PIC - JACK KEROUAC
Jack Kerouac's last novel, completed just weeks before his death and what springs to mind on reading it is the 10000 Maniacs song Hey Jack Kerouac from their In My Tribe album, and the lines: "Hey Jack Kerouac, I think of your mother and the tears she cried for none other, than her little boy lost in our little world that hated and then dared to drag him down. Her little boy courageous who chose his words from mouths of babes got lost in the wood." And that, essentially, is the story of Jack Kerouac and the story also of Pictorial Review Jackson, the ten-year-old narrator of Pic.
In many ways this is On The Road but through the eyes of an orphaned black child, told and written phonetically in a patoi-like North Carolina dialect. It's the story of that child as he travels across America with his elder brother, first to New York and then to California, with him describing the places he sees and the people he meets in a wide-eyed manner brimful of innocence and wonder. Pictorial, or 'Pic' for short, is the proverbial 'little boy lost' searching for a place he might call a home in a world daring to drag him down.
As might be expected and even hoped for, there are a lot of familiar Kerouac traits within these pages as in the sense of forward motion through the act of travelling, descriptions of places and people encountered, the celebration of jazz, the sense of adventure, and the sense of enthusiasm unbound. As exclaimed by Pic's elder brother at the start of their travels: 'Boy! You and me's hittin that old road for the WAY-yonder. Hey, look out everybody, here we come.' And it very much continues in that vein from there on, even when dealing with poverty, hunger, exhaustion and despair.

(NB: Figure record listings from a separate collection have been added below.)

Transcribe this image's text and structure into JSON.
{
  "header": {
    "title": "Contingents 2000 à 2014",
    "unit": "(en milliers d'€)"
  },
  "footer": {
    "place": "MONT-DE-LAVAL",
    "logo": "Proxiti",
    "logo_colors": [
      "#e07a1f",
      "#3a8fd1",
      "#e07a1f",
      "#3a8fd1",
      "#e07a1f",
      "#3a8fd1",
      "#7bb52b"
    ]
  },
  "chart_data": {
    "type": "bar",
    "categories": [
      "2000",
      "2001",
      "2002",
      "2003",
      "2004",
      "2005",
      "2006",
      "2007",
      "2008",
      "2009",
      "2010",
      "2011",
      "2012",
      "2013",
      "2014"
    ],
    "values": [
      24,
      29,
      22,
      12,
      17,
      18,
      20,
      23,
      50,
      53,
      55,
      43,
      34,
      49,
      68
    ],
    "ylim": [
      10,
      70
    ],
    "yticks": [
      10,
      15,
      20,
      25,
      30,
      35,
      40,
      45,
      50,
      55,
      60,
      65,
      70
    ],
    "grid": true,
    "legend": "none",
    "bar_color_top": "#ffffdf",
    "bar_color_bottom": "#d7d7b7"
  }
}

An interesting part of the story is when they cross the Mason Dixie line when travelling on a bus and on being told this by his brother, Pic is confused as he hadn't seen any kind of line at all so can only presume he must have been asleep when they crossed it.
'What did the line look like?' Pic asks him, to which his brother replies that he didn't know because he hadn't seen it either. 'But there is such a line,' he tells Pic 'Only thing is it ain't on the ground, and it ain't in the air neither, it's jess in the head of Mason and Dixie, jess like all other lines, state lines, parallel thirty-eight lines and iron Europe curtain lines is all jess 'maginery lines in people's heads and don't have nothing to do with the ground. Yes sir, that's all it is.'
And then there's the old man they meet along the road past the Susquehanna River who tells them he's heading to Canada, who doesn't stop talking and doesn't stop walking. Pic and his brother follow him for some miles until they realise he's probably crazy and so leave him to forge ahead alone until he's gone like a ghost. And then it dawns upon Pic's brother that it probably was a ghost, doomed to walk the highways and byways of America forever, always looking to find Canada but never getting there because he's going the wrong way all the time. And you wonder: Was this Jack Kerouac himself? And in fact, are all the characters in Pic aspects or depictions of how Kerouac saw himself?
At the age of 47 Jack Kerouac died from an abdominal hemorrhage brought about by a lifetime of alcohol abuse. He left behind him, however, numerous books and poems that have influenced generations of readers, his crowning glory being On The Road. The thing is, it's actually debatable as to whether On The Road is Kerouac's best book or not? It's the most influential, without any doubt, but for a fuller and better understanding and appreciation of him and the whole Beat Generation 'explosion' it's advisable to read his other books as well, Pic being just one of them.